IPL to AFL - Ponting promoting football in India
- Friday, May 30 2008 @ 06:37 am ACST
- Contributed by: Ash Nugent
- Views: 8,983
Yuta Kobayashi, one of the AFL's International Development Coordinators, was recently in India where he assisted AFL India with their plans to send a team to this year's International Cup. The AFL and AFL India are taking several steps to get an Indian side to the tournament, including recruiting a high profile Australian cricketer's support. |
India's football program is currently limited to Kolkata (formerly Calcutta - India's fourth largest city, situated in the country's east). AFL India has a pool of around 70 players in training and the organisation has its eyes set on talent from other sports. The Indian team won't be the most experienced side at the International Cup, having only recently been exposed to the game, but the side will still be comprised of competent athletes.
As many Australian football leagues around the world have realised, juniors are the key to a sustained program. AFL India footballers received valuable practice whilst exposing school children to Australian football when they played an exhibition match as a curtain raiser to a school soccer final. The sport was very well received by students and teachers alike, and the viability of a schools program is being investigated.

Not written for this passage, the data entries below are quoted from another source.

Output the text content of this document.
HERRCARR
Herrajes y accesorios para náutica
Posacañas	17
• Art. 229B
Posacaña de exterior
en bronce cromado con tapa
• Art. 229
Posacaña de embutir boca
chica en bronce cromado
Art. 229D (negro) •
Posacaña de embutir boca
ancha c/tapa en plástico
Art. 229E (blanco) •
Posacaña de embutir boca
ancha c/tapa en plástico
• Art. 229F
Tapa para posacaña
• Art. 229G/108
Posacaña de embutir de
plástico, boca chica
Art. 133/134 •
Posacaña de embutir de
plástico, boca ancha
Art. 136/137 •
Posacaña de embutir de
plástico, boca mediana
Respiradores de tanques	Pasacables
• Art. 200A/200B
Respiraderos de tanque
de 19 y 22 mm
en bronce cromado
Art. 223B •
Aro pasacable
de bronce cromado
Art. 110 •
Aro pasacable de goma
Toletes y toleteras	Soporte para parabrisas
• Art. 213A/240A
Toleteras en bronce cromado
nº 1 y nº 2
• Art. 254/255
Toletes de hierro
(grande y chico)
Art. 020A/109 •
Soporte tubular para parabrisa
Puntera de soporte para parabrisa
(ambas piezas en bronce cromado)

Most encouragingly, Australian cricket captain Ricky Ponting was the special guest at an AFL function, promoting Australian football to Indian business, media and the wider community. Cricket is India's de facto national sport. Cricketers in the country are very highly regarded, with the sport often described as a religion. In recent years India has demonstrated its position as the major player in world cricket's financial wheeling and dealing, as shown by the inaugural Indian Premier League, drawing many of the planet's best cricketers to the lucrative Twenty20 tournament.

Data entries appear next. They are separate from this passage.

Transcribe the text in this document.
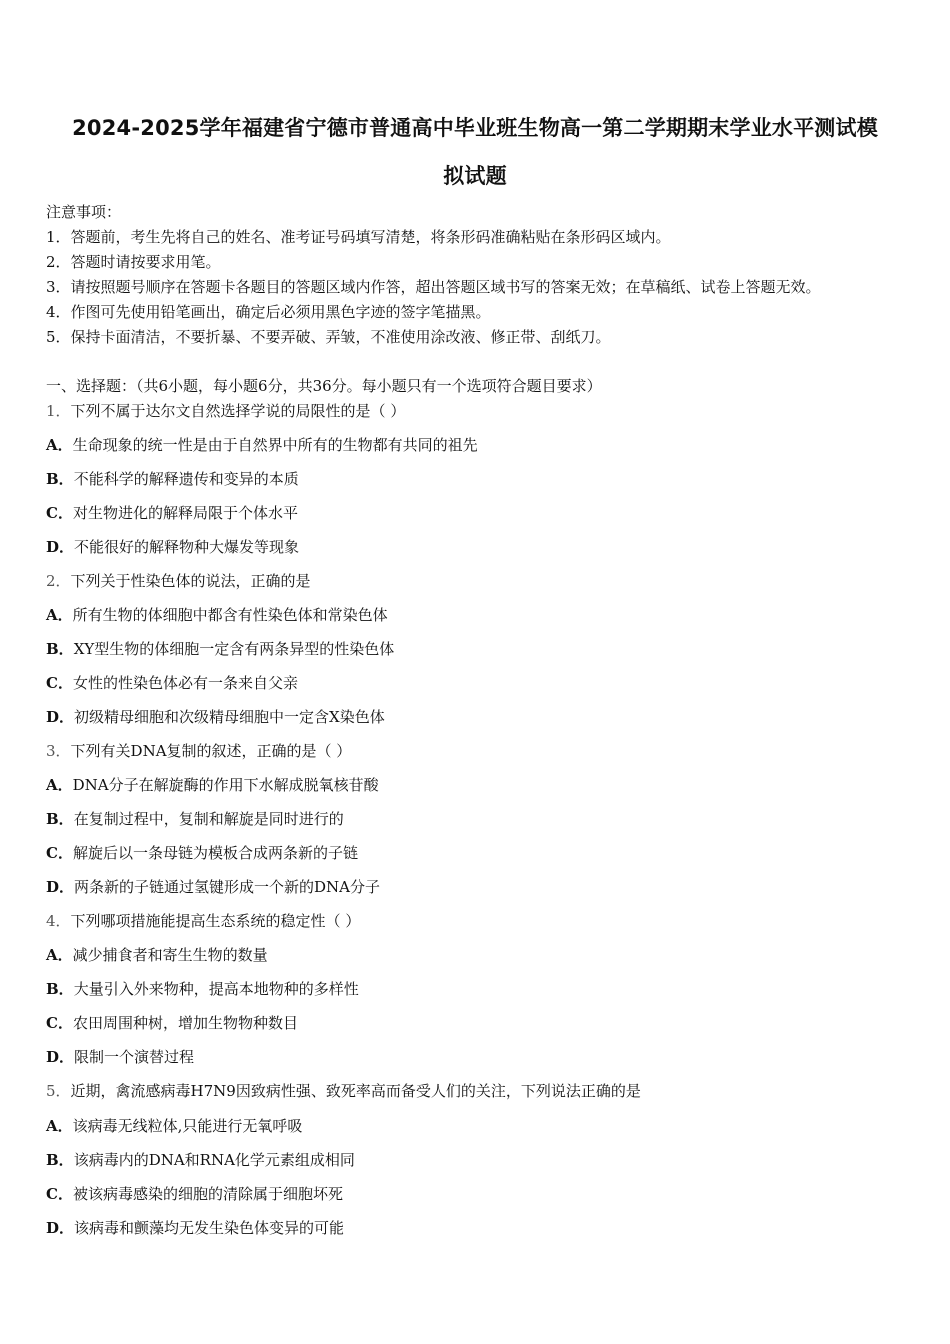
2024-2025学年福建省宁德市普通高中毕业班生物高一第二学期期末学业水平测试模
拟试题
注意事项：
1．答题前，考生先将自己的姓名、准考证号码填写清楚，将条形码准确粘贴在条形码区域内。
2．答题时请按要求用笔。
3．请按照题号顺序在答题卡各题目的答题区域内作答，超出答题区域书写的答案无效；在草稿纸、试卷上答题无效。
4．作图可先使用铅笔画出，确定后必须用黑色字迹的签字笔描黑。
5．保持卡面清洁，不要折暴、不要弄破、弄皱，不准使用涂改液、修正带、刮纸刀。
一、选择题：（共6小题，每小题6分，共36分。每小题只有一个选项符合题目要求）
1．下列不属于达尔文自然选择学说的局限性的是（ ）
A．生命现象的统一性是由于自然界中所有的生物都有共同的祖先
B．不能科学的解释遗传和变异的本质
C．对生物进化的解释局限于个体水平
D．不能很好的解释物种大爆发等现象
2．下列关于性染色体的说法，正确的是
A．所有生物的体细胞中都含有性染色体和常染色体
B．XY型生物的体细胞一定含有两条异型的性染色体
C．女性的性染色体必有一条来自父亲
D．初级精母细胞和次级精母细胞中一定含X染色体
3．下列有关DNA复制的叙述，正确的是（ ）
A．DNA分子在解旋酶的作用下水解成脱氧核苷酸
B．在复制过程中，复制和解旋是同时进行的
C．解旋后以一条母链为模板合成两条新的子链
D．两条新的子链通过氢键形成一个新的DNA分子
4．下列哪项措施能提高生态系统的稳定性（ ）
A．减少捕食者和寄生生物的数量
B．大量引入外来物种，提高本地物种的多样性
C．农田周围种树，增加生物物种数目
D．限制一个演替过程
5．近期，禽流感病毒H7N9因致病性强、致死率高而备受人们的关注，下列说法正确的是
A．该病毒无线粒体,只能进行无氧呼吸
B．该病毒内的DNA和RNA化学元素组成相同
C．被该病毒感染的细胞的清除属于细胞坏死
D．该病毒和颤藻均无发生染色体变异的可能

Ponting has now headed to the Caribbean as Australia takes on the West Indies, but prior to that he joined the IPL with the Kolkata Knight Riders. He's also a passionate Aussie Rules fan and the North Melbourne Football Club's number one ticket holder. The AFL has clearly recognised Ponting's ability to reach the Indian people. Perhaps other Australian cricketers with strong football links, such as Shane Warne (at one time a St Kilda reserves player and still a force in the IPL), might prove to be the key to developing Australian football in India.
On more than one occasion India has been suggested as an ideal location to develop Australian football. That's probably overlooking a few major hurdles, but hopefully Indian representation at this year's International Cup can help launch the world's second most populous nation out of the starter's blocks.